Когда фон Вейганд отстраняется, разрывая объятья, не удерживаюсь от протяжного, разочарованного стона.
Не уходи.
Тянусь за ним, словно за глотком воды, за оазисом блаженства посреди бескрайней, выжженной солнцем пустыни.
Умоляю.
Он поднимается и покидает постель, не включает свет, прекрасно ориентируясь в темноте, находит портсигар и зажигалку.
Щелчок и вспышка пламени. Глубокий вдох. Вдох, за который жизни не жалко. Ничего не жалко. В целом мире.
Закуривает.
Жаркий уголёк тлеет в ночи, призрачный дым наполняет пространство вокруг. Терпкий аромат окутывает комнату.
Фон Вейганд не торопится одеться, абсолютно обнажённый подходит к окну.
Мой взгляд прикован к рельефному телу. Хочется коснуться гладкой кожи, ощутить, как моментально напрягаются мышцы, обращаясь в камень.
Переворачиваюсь на бок, поджимаю ноги. Становится зябко. Или это от предвкушения?
Стараюсь укутаться в уцелевшую простыню. Лихорадочный озноб сотрясает меня, не ведая пощады.

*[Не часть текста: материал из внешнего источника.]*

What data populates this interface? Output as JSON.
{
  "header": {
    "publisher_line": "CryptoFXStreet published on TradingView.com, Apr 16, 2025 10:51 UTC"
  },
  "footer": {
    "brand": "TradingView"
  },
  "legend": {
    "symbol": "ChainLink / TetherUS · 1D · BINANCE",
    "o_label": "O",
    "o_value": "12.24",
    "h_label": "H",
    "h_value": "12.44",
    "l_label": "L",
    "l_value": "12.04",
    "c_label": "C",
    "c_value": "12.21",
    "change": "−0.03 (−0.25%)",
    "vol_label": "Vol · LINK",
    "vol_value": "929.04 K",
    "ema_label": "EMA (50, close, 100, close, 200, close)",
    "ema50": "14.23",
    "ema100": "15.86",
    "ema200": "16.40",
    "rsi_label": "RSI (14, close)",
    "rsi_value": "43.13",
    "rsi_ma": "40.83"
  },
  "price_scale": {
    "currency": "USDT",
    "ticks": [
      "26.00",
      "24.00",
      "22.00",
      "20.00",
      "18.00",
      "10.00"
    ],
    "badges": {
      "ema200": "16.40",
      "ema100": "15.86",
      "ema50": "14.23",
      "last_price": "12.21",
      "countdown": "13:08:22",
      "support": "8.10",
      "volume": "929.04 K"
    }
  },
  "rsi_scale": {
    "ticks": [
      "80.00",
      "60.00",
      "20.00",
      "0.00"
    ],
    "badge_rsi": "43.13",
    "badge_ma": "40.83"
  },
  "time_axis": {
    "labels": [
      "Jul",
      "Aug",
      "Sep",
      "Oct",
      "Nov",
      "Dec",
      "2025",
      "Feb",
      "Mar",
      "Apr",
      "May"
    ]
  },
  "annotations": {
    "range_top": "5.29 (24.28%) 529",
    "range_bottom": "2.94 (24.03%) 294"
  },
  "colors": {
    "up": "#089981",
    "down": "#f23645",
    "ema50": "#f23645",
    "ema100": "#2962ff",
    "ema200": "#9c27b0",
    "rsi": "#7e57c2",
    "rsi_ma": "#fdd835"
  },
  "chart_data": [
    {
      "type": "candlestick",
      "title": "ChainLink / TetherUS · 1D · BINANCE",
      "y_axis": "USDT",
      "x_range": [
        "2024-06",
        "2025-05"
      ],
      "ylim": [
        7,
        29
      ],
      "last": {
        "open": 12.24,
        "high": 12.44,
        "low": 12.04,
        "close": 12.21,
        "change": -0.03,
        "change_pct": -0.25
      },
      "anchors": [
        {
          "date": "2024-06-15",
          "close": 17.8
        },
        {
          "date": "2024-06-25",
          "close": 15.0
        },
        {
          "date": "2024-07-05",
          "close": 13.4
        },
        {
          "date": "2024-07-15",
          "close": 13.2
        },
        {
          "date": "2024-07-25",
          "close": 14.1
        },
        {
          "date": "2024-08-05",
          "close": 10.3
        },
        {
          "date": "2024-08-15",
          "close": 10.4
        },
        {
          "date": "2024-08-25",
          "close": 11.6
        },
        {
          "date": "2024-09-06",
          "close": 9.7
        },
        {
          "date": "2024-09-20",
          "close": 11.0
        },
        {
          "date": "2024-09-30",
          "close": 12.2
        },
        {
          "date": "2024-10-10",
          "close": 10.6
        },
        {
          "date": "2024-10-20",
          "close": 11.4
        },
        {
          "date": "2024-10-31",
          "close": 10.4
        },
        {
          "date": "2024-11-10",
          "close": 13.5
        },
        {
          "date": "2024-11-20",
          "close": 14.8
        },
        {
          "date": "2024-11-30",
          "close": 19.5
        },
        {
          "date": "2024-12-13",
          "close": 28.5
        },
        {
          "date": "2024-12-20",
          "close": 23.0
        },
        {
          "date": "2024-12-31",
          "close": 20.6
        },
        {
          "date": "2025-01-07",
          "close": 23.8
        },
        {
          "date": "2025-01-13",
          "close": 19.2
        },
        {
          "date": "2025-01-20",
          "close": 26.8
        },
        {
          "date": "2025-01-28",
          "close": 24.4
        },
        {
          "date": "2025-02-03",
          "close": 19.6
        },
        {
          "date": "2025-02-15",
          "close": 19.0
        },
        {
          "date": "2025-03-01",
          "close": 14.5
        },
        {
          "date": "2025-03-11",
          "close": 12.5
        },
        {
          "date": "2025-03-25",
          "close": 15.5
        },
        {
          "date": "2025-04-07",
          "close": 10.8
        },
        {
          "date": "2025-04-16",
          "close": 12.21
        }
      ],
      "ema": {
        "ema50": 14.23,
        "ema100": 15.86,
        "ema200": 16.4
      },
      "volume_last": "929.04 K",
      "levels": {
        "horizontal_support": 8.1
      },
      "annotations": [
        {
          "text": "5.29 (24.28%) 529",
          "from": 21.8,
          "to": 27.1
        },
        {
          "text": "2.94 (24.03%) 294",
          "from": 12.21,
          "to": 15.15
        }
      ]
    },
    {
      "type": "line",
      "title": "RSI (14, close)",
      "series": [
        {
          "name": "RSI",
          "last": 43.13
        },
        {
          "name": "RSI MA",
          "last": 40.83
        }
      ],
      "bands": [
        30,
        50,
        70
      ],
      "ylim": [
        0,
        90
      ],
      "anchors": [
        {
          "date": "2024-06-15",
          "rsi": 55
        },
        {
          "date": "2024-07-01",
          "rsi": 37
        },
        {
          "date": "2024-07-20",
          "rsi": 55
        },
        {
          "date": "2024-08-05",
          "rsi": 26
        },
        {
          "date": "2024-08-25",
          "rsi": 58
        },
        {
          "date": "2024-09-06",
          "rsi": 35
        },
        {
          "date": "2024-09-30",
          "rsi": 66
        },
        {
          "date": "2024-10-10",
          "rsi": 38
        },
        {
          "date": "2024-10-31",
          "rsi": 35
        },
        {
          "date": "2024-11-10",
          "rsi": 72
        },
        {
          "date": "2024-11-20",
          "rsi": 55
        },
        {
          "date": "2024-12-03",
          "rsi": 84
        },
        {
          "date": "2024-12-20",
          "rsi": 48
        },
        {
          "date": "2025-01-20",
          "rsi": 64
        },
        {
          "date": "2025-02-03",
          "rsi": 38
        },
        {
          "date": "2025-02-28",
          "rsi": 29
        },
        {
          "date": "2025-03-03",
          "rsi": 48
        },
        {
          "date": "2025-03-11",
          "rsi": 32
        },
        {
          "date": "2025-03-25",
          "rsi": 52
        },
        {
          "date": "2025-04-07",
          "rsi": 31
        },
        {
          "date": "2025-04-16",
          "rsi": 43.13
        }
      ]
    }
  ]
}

А потом хриплый голос разрезает тишину.
Будто ножом.
— Лорд Мортон не сразу прибег к пыткам и насилию. Только после того, как понял, что Диана не способна оценить дар по достоинству. Ни скипетр, ни корона не пробудили интерес.
Невольно сжимаюсь в комочек. Все мысли испаряются, отступают перед безотчётным, бесконтрольным страхом.
Не хочу расшифровывать метафоры.
- Он решил раздвинуть границы её восприятия, — сквозь напускное спокойствие пробивается гнев. — Ломал и перекраивал психику, закалял и выковывал заново, на собственный манер. Проводил опыт за опытом. Долго и методично, пока не надоело.
Можно зажмуриться, плотно смежить веки. Крепко зажать уши, дать обет молчания. Притвориться, точно ничего не произошло.
Но разве поможет?
Встаю с кровати, приближаюсь вплотную к фон Вейганду. Не отваживаюсь обнять, замираю. Безотрывно слежу за тлеющим огнём сигары.
— Что, — говорю практически беззвучно. — Что там случилось?
— Ты знаешь, — отвечает скупо, даже не оборачивается.
— Не думаю, — касаюсь его руки, обхватываю запястье. — Объясни.
Диана Блэквелл незримо присутствует рядом. Возникает между нами, словно тень, отблеск прошлого.
Другая женщина. Чужая и посторонняя. Женщина, которая безумно любит моего мужчину.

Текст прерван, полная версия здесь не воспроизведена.